Palliative Care Nursing

at a Glance

Christine Ingleton, Philip Larkin

Self-assessment Cases

Chapter 27 Chemotherapy

The patient is a 60-year-old man with colorectal cancer and liver metastases. Following discussion by the colorectal multi-disciplinary team, he is to be offered oxaliplatin and capecitabine chemotherapy. Common side effects include nausea and vomiting, diarrhoea, bone marrow depression, peripheral neuropathy, fatigue and hand-foot syndrome.

  • 1. What factors will have been considered by the MDT in proposing a course of chemotherapy?

    Correct answer:
    The likely outcomes of treatment
    As the patient has liver metastasis, a surgical resection of the primary colorectal tumour is not likely to improve overall survival, and chemotherapy is more likely to increase duration and quality of life.
    The patient’s ability to tolerate chemotherapy
    This includes their general health, performance status and co-morbidities (e.g. capecitabine can cause cardiotoxicity, which may be more common in patients with a prior history of coronary artery disease).

  • 2. Prior to chemotherapy the patient has to give written consent stating they have been fully informed. What should patient information include?

    Correct answer:
    Patients need to be able to consider the costs and benefits of treatment. To do this, they need to know the aim of treatment, how and when it is given and the full range of side effects. (For example, patients whose work or hobbies require a high level of dexterity need to know about the risk of peripheral neuropathy.)

  • 3. What factors are reviewed before each cycle of chemotherapy is prescribed?

    Correct answer:
    Is the treatment working and does it warrant continuing, the patients experience of side effects, has the patient recovered sufficiently to continue and are blood tests within acceptable limits (FBC, U&E and LFTs)

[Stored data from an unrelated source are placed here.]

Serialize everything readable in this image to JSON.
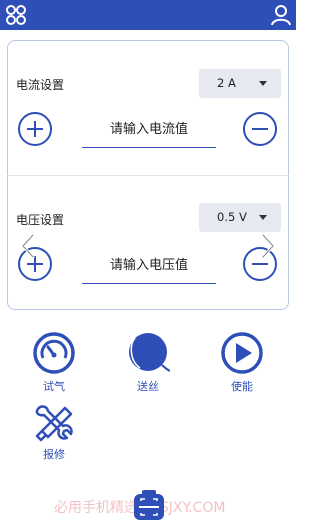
{
  "current": {
    "label": "电流设置",
    "unit_value": "2 A",
    "placeholder": "请输入电流值"
  },
  "voltage": {
    "label": "电压设置",
    "unit_value": "0.5 V",
    "placeholder": "请输入电压值"
  },
  "tools": [
    {
      "label": "试气",
      "icon": "gauge-icon"
    },
    {
      "label": "送丝",
      "icon": "wire-spool-icon"
    },
    {
      "label": "使能",
      "icon": "play-icon"
    },
    {
      "label": "报修",
      "icon": "repair-tools-icon"
    }
  ],
  "watermark": "必用手机精选  BYSJXY.COM",
  "colors": {
    "accent": "#2f4fb8",
    "panel_border": "#b9c6e8",
    "select_bg": "#e6e9ef"
  }
}
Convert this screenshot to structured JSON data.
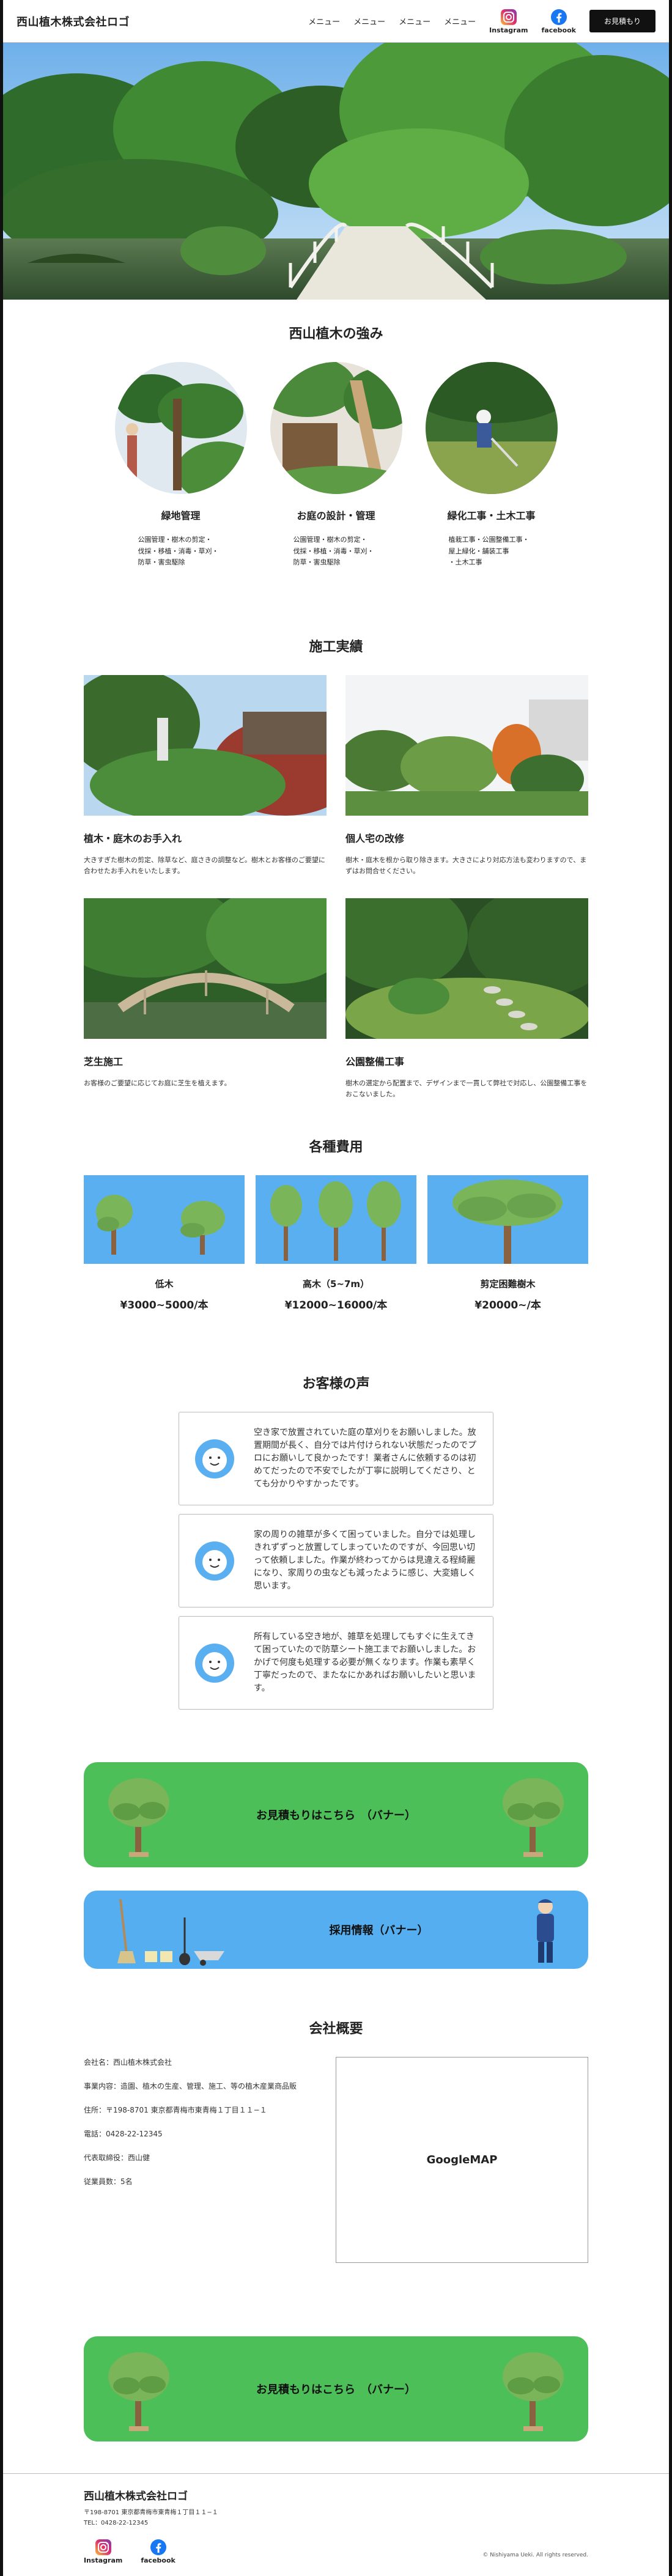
{
  "header": {
    "logo": "西山植木株式会社ロゴ",
    "nav": [
      "メニュー",
      "メニュー",
      "メニュー",
      "メニュー"
    ],
    "instagram_label": "Instagram",
    "facebook_label": "facebook",
    "cta_label": "お見積もり"
  },
  "strengths": {
    "title": "西山植木の強み",
    "items": [
      {
        "title": "緑地管理",
        "text": "公園管理・樹木の剪定・\n伐採・移植・消毒・草刈・\n防草・害虫駆除"
      },
      {
        "title": "お庭の設計・管理",
        "text": "公園管理・樹木の剪定・\n伐採・移植・消毒・草刈・\n防草・害虫駆除"
      },
      {
        "title": "緑化工事・土木工事",
        "text": "植栽工事・公園整備工事・\n屋上緑化・舗装工事\n・土木工事"
      }
    ]
  },
  "works": {
    "title": "施工実績",
    "items": [
      {
        "title": "植木・庭木のお手入れ",
        "text": "大きすぎた樹木の剪定、除草など、庭さきの調整など。樹木とお客様のご要望に合わせたお手入れをいたします。"
      },
      {
        "title": "個人宅の改修",
        "text": "樹木・庭木を根から取り除きます。大きさにより対応方法も変わりますので、まずはお問合せください。"
      },
      {
        "title": "芝生施工",
        "text": "お客様のご要望に応じてお庭に芝生を植えます。"
      },
      {
        "title": "公園整備工事",
        "text": "樹木の選定から配置まで、デザインまで一貫して弊社で対応し、公園整備工事をおこないました。"
      }
    ]
  },
  "prices": {
    "title": "各種費用",
    "items": [
      {
        "name": "低木",
        "price": "¥3000~5000/本"
      },
      {
        "name": "高木（5~7m）",
        "price": "¥12000~16000/本"
      },
      {
        "name": "剪定困難樹木",
        "price": "¥20000~/本"
      }
    ]
  },
  "voices": {
    "title": "お客様の声",
    "items": [
      "空き家で放置されていた庭の草刈りをお願いしました。放置期間が長く、自分では片付けられない状態だったのでプロにお願いして良かったです！業者さんに依頼するのは初めてだったので不安でしたが丁寧に説明してくださり、とても分かりやすかったです。",
      "家の周りの雑草が多くて困っていました。自分では処理しきれずずっと放置してしまっていたのですが、今回思い切って依頼しました。作業が終わってからは見違える程綺麗になり、家周りの虫なども減ったように感じ、大変嬉しく思います。",
      "所有している空き地が、雑草を処理してもすぐに生えてきて困っていたので防草シート施工までお願いしました。おかげで何度も処理する必要が無くなります。作業も素早く丁寧だったので、またなにかあればお願いしたいと思います。"
    ]
  },
  "banners": {
    "estimate": "お見積もりはこちら　（バナー）",
    "recruit": "採用情報（バナー）"
  },
  "company": {
    "title": "会社概要",
    "rows": [
      "会社名：西山植木株式会社",
      "事業内容：造園、植木の生産、管理、施工、等の植木産業商品販",
      "住所：〒198-8701 東京都青梅市東青梅１丁目１１−１",
      "電話：0428-22-12345",
      "代表取締役：西山健",
      "従業員数：5名"
    ],
    "map_label": "GoogleMAP"
  },
  "footer": {
    "logo": "西山植木株式会社ロゴ",
    "address": "〒198-8701 東京都青梅市東青梅１丁目１１−１",
    "tel": "TEL：0428-22-12345",
    "instagram_label": "Instagram",
    "facebook_label": "facebook",
    "copyright": "© Nishiyama Ueki. All rights reserved."
  }
}
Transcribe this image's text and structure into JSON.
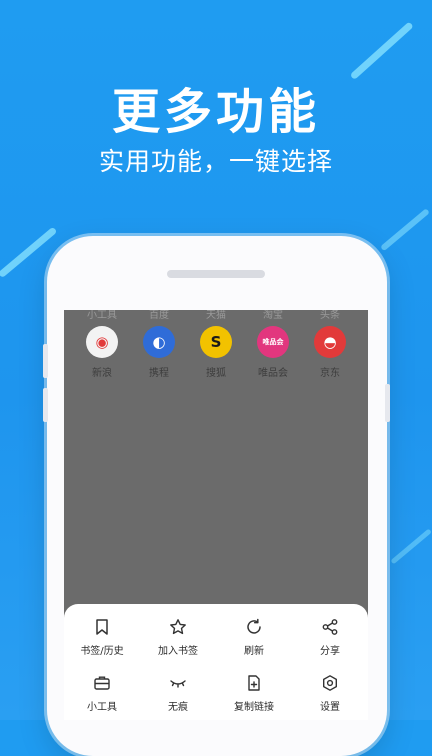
{
  "promo": {
    "headline": "更多功能",
    "subline": "实用功能，一键选择"
  },
  "background_top_labels": [
    "小工具",
    "百度",
    "天猫",
    "淘宝",
    "头条"
  ],
  "quick_sites": [
    {
      "label": "新浪",
      "icon": "weibo-icon",
      "color": "#ffffff",
      "glyph": "◉"
    },
    {
      "label": "携程",
      "icon": "ctrip-icon",
      "color": "#2f6cd8",
      "glyph": "◐"
    },
    {
      "label": "搜狐",
      "icon": "sohu-icon",
      "color": "#f2c200",
      "glyph": "S"
    },
    {
      "label": "唯品会",
      "icon": "vip-icon",
      "color": "#e2367e",
      "glyph": "唯品会"
    },
    {
      "label": "京东",
      "icon": "jd-icon",
      "color": "#e23a3a",
      "glyph": "◓"
    }
  ],
  "menu": {
    "items": [
      {
        "label": "书签/历史",
        "icon": "bookmark-icon"
      },
      {
        "label": "加入书签",
        "icon": "star-icon"
      },
      {
        "label": "刷新",
        "icon": "refresh-icon"
      },
      {
        "label": "分享",
        "icon": "share-icon"
      },
      {
        "label": "小工具",
        "icon": "toolbox-icon"
      },
      {
        "label": "无痕",
        "icon": "eye-closed-icon"
      },
      {
        "label": "复制链接",
        "icon": "copy-link-icon"
      },
      {
        "label": "设置",
        "icon": "settings-icon"
      }
    ]
  }
}
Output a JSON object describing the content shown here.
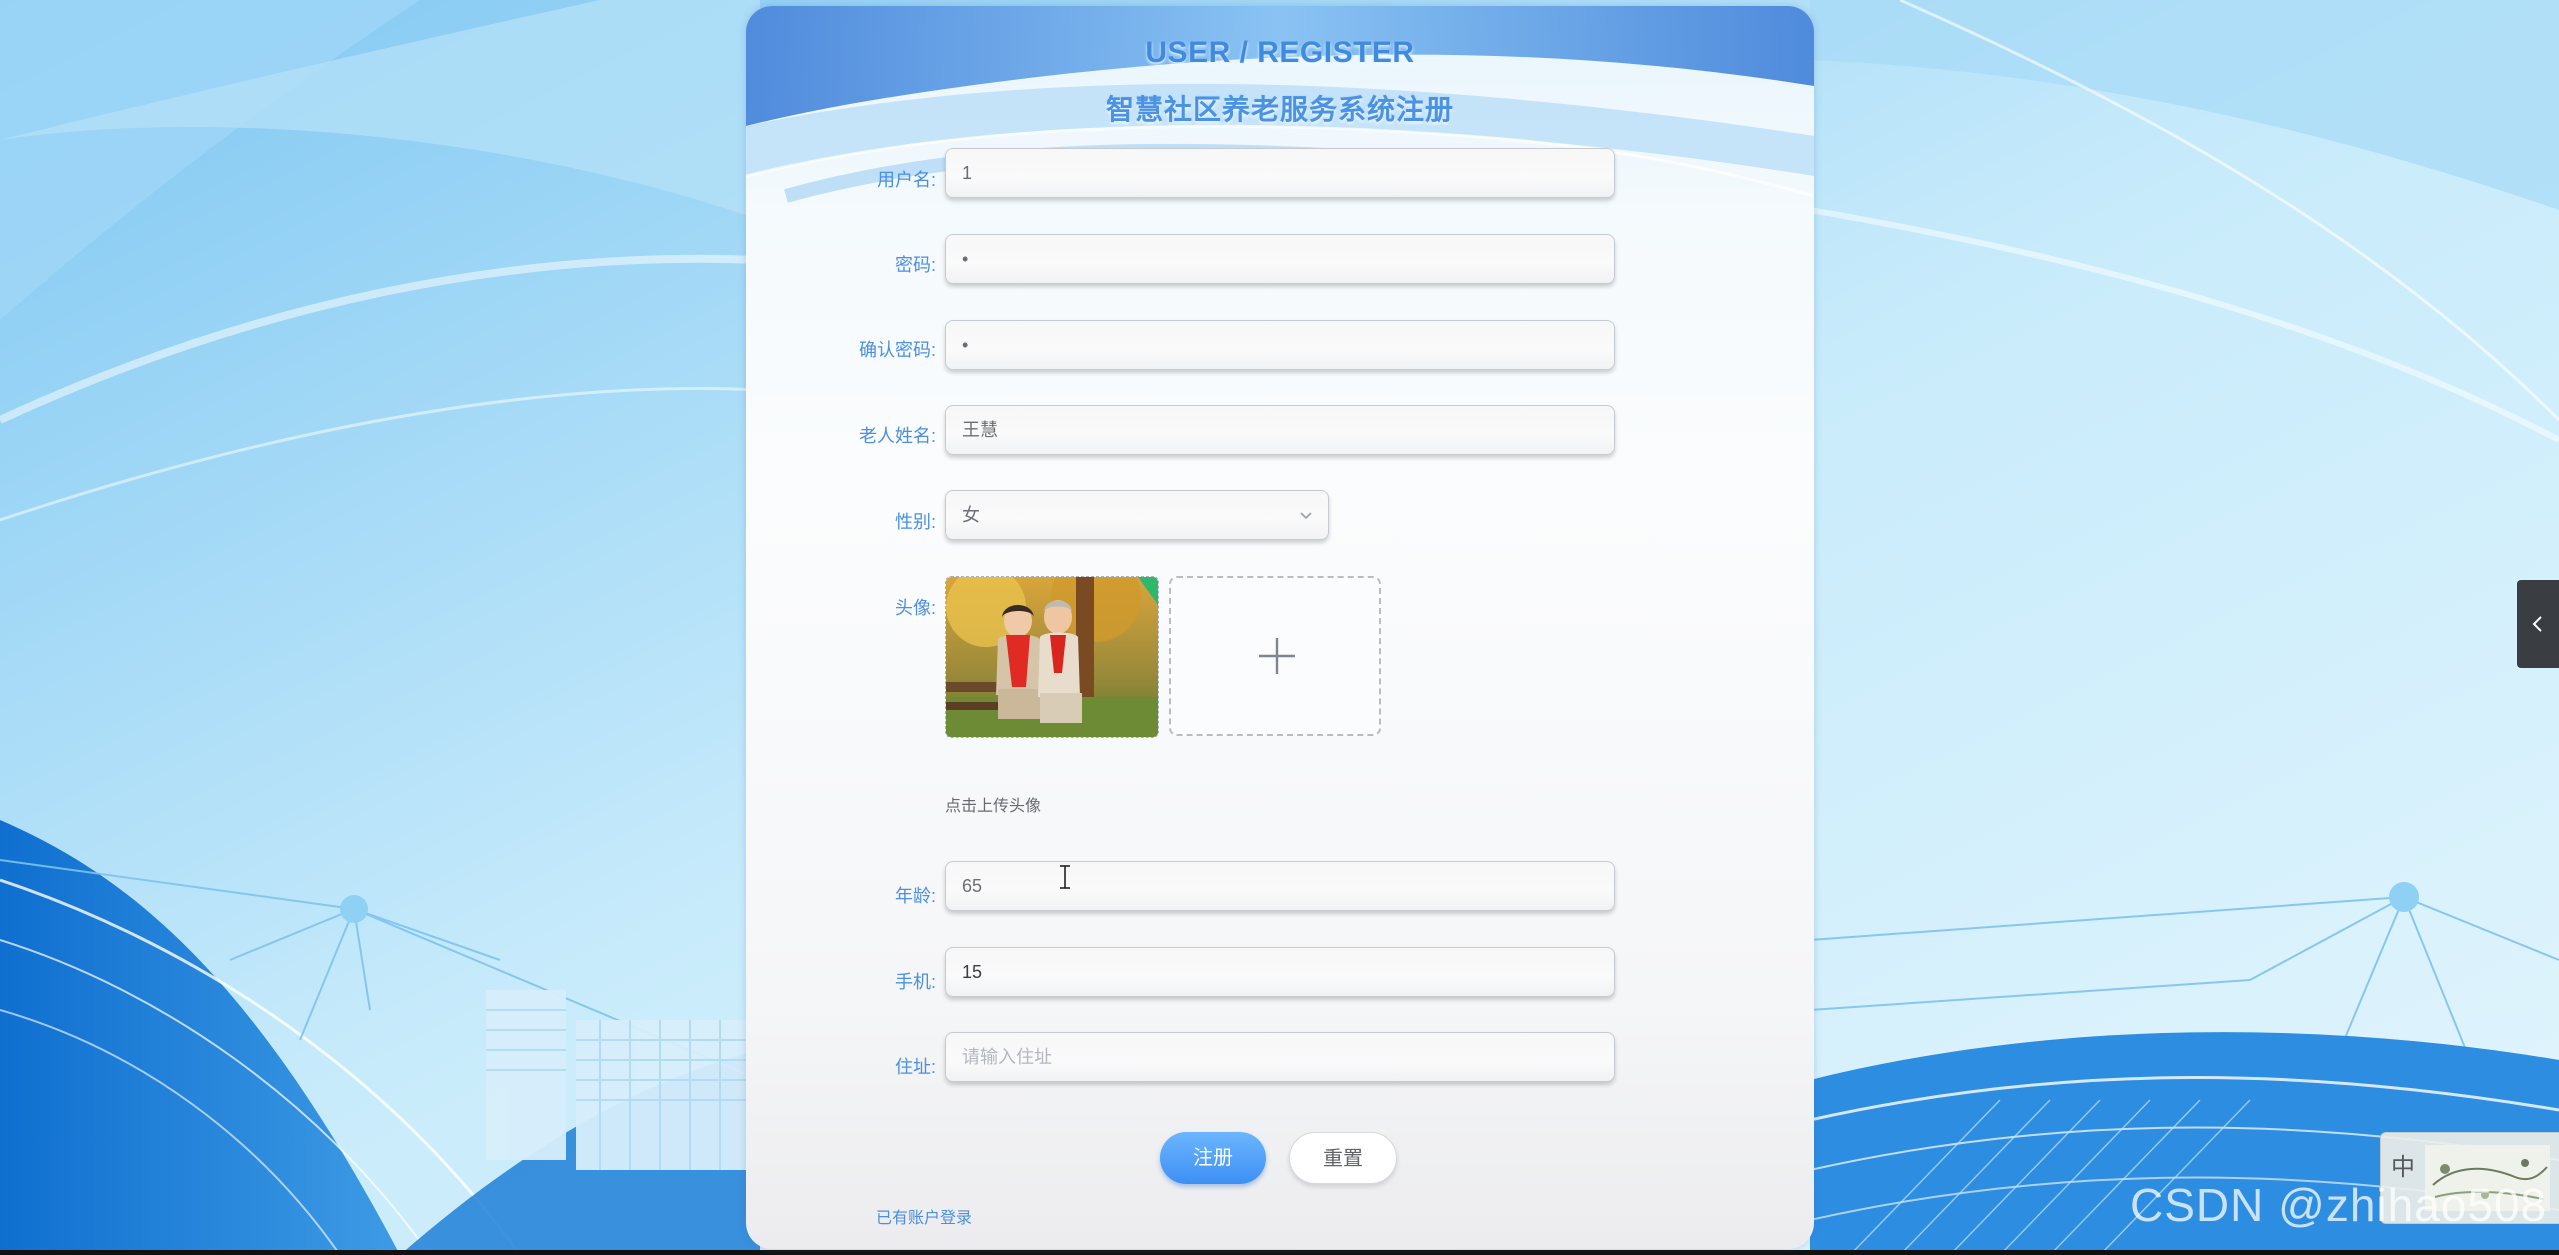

  • 4. What advice would you give about contraception during chemotherapy to this patient?

    Correct answer:
    They should not try to father a child to prevent harm to a developing foetus. They must use a barrier method of contraception while on treatment to prevent passing chemotherapy on to their sexual partner in their body fluids.

  • 5. Eight days after their chemotherapy, the patient contacts the treatment centre saying they have had a temperature and feel generally unwell. What should happen next and why?

    Correct answer:
    They could be neutropenic and more prone to infection and less able to fight it. Neutropenic patients can become seriously ill very quickly, so they need an urgent full blood count, and if unwell, they need immediate intravenous antibiotics and acute care interventions.